C’è un momento, mentre si risale il selciato dal porto di Alopronia verso la cima del monte, in cui il rumore del motore del caicco si spegne del tutto e ciò che resta è solo il vento tra le vigne. È in quell’istante che si capisce come Sikinos non sia semplicemente un’altra isola delle Cicladi: è una pausa. Un luogo dove il tempo non si è fermato, ma ha solo rallentato.
Chora e il Kastro: un villaggio-fortezza
La Chora di Sikinos non somiglia a nulla di casuale. Costruita sulla sommità di un’altura, si fonde in modo organico con il più antico insediamento del Kastro, formando un unico complesso fortificato di case che si racchiudono l’una nell’altra. Le facciate esterne delle abitazioni fungevano un tempo da muro di cinta, proteggendo gli abitanti dalle incursioni dei pirati — una logica architettonica che si ritrova con tale nitidezza solo in pochi luoghi dell’Egeo.
Al centro di questo labirinto domina il Monastero della Zoodochos Pigi, attorno al quale le case si stringono come a proteggerlo. Percorrendo i vicoli stretti e ombrosi, si ha la sensazione che ogni angolo sia stato progettato per condurre, lentamente e quasi ritualmente, verso quel cuore.
Bianco, azzurro e il silenzio del mezzogiorno
Il bianco calce dei muri si alterna a porte di legno dipinte di un blu intenso o di un verde sbiadito. Gerani e piante di basilico spuntano da vasi disposti con ordine sui muretti. A mezzogiorno, quando il sole batte a picco, i vicoli si svuotano e l’unico suono è lo scricchiolio di una porta o il tintinnio lontano di un gregge di capre al pascolo sui pendii.
Sono ore come queste a far capire perché i pochi residenti fissi dell’isola parlino di Sikinos con un orgoglio quasi segreto. Non è semplicemente il loro luogo di origine; è uno stile di vita che hanno scelto di custodire, lontano dalla frenesia delle isole vicine più frequentate.
Storie che passano di bocca in bocca
Se ci si trattiene un po’ più a lungo in un caffè della Chora, gli abitanti del posto racconteranno delle epoche in cui raggiungere l’isola era più difficile, degli anni della viticoltura che teneva viva l’economia, dei nonni che scendevano al porto con i muli. Questa tradizione orale è preziosa quanto ogni monumento di pietra: mantiene viva la memoria di uno stile di vita adattato alla sobrietà e alla generosità del paesaggio insulare.

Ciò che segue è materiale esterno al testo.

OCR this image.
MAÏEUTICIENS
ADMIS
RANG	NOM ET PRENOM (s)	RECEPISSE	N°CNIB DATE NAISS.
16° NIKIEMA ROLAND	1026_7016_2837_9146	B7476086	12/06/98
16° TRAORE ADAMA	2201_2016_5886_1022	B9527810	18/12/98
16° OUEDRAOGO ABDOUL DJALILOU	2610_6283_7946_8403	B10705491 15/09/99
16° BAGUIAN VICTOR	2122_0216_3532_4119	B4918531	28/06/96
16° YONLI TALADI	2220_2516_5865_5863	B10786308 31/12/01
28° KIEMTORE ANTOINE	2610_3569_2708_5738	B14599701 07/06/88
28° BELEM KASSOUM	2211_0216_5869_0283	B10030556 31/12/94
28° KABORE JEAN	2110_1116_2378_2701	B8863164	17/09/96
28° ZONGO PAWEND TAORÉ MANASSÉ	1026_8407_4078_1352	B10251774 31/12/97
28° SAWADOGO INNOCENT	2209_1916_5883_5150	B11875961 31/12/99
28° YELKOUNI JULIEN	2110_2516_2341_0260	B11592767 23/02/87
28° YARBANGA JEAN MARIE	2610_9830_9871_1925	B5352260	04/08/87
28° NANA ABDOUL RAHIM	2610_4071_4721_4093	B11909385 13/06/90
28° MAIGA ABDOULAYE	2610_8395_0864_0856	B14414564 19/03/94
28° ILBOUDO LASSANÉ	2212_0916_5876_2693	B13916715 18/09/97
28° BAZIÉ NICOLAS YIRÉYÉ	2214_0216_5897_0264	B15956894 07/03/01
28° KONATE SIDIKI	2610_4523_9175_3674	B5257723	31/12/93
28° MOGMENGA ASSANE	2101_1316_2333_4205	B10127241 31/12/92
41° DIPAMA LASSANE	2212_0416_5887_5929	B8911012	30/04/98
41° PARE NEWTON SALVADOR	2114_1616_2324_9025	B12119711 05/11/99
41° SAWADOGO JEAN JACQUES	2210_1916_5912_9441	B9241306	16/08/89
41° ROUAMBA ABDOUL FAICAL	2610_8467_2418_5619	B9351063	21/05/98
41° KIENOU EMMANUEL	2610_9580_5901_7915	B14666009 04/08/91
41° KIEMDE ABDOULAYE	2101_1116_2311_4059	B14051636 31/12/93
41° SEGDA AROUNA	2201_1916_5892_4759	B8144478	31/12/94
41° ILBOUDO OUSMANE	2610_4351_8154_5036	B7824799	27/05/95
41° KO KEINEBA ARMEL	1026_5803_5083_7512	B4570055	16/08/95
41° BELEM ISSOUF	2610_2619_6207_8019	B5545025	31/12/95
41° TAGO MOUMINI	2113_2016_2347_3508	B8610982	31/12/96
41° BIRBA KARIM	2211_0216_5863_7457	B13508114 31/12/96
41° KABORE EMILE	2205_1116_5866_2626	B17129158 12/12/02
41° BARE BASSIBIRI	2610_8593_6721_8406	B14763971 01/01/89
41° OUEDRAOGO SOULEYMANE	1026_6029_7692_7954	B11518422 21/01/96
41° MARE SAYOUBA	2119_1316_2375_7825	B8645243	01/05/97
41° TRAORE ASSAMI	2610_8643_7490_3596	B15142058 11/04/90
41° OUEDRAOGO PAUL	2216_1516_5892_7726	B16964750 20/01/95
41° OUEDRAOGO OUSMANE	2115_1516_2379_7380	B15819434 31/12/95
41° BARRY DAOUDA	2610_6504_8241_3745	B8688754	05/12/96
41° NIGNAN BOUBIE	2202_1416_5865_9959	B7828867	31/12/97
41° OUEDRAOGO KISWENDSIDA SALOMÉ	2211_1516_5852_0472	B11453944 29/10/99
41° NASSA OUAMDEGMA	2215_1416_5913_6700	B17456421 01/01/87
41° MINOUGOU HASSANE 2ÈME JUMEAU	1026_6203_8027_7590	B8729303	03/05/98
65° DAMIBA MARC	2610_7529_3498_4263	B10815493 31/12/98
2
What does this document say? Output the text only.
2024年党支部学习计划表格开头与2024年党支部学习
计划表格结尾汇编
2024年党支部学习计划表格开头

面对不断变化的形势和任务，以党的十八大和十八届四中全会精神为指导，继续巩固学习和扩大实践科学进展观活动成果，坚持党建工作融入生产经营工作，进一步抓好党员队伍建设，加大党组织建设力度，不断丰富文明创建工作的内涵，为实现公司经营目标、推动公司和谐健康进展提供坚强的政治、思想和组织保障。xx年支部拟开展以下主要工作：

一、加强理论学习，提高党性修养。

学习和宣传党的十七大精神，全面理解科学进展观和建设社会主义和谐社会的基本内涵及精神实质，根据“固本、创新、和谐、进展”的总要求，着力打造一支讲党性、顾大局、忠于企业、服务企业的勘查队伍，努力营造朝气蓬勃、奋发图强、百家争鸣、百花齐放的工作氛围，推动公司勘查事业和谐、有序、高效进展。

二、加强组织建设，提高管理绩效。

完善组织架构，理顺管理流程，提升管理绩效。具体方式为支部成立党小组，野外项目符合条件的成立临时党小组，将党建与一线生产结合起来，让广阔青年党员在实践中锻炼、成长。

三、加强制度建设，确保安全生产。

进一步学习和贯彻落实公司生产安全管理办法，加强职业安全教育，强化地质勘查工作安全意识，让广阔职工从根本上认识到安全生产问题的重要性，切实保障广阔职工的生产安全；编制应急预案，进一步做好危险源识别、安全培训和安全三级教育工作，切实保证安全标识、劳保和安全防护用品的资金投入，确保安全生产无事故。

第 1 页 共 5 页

Qui non abbiamo mai fretta — l’isola ci ha insegnato a camminare al suo ritmo.Abitante della Chora
La strada per Episkopi
Poco fuori dalla Chora, un sentiero tra vigne e cespugli di timo conduce a Episkopi, dove un antico heroon di epoca romana fu trasformato, in secoli successivi, in una chiesa dedicata alla Vergine. Questa metamorfosi, da luogo di culto antico a tradizione cristiana, racchiude nel modo più eloquente i successivi strati di storia che l’isola porta con sé.
Il percorso fin lì è di per sé un’esperienza: la luce cambia man mano che si avanza, l’odore del timo si fa più intenso, e l’unico segno di presenza umana è qualche muretto a secco che divide i campi.
Un’isola che insegna a rallentare
Lasciando Sikinos, non si portano con sé fotografie di attrazioni affollate, ma un senso di autenticità ormai raro. I suoi villaggi, con la pietra, la calce e l’ospitalità, ricordano che il viaggio nelle Cicladi può ancora essere un’esperienza di sostanza, non di apparenza.
Informazioni utili
- Chora e Kastro si trovano in altura, a pochi chilometri sopra il porto di Alopronia — raggiungibili con l’autobus locale o a piedi.
- Il sentiero per Episkopi parte dalla Chora e richiede circa 30-40 minuti a piedi; è preferibile percorrerlo la mattina o nel tardo pomeriggio a causa del caldo.
- Indossare scarpe comode, poiché i vicoli della Chora sono lastricati e in salita.
- Rispettare la tranquillità degli abitanti: Sikinos rimane abitata tutto l’anno.
- Il periodo migliore per visitarla è la primavera e l’autunno, quando il paesaggio è più fresco e fiorito.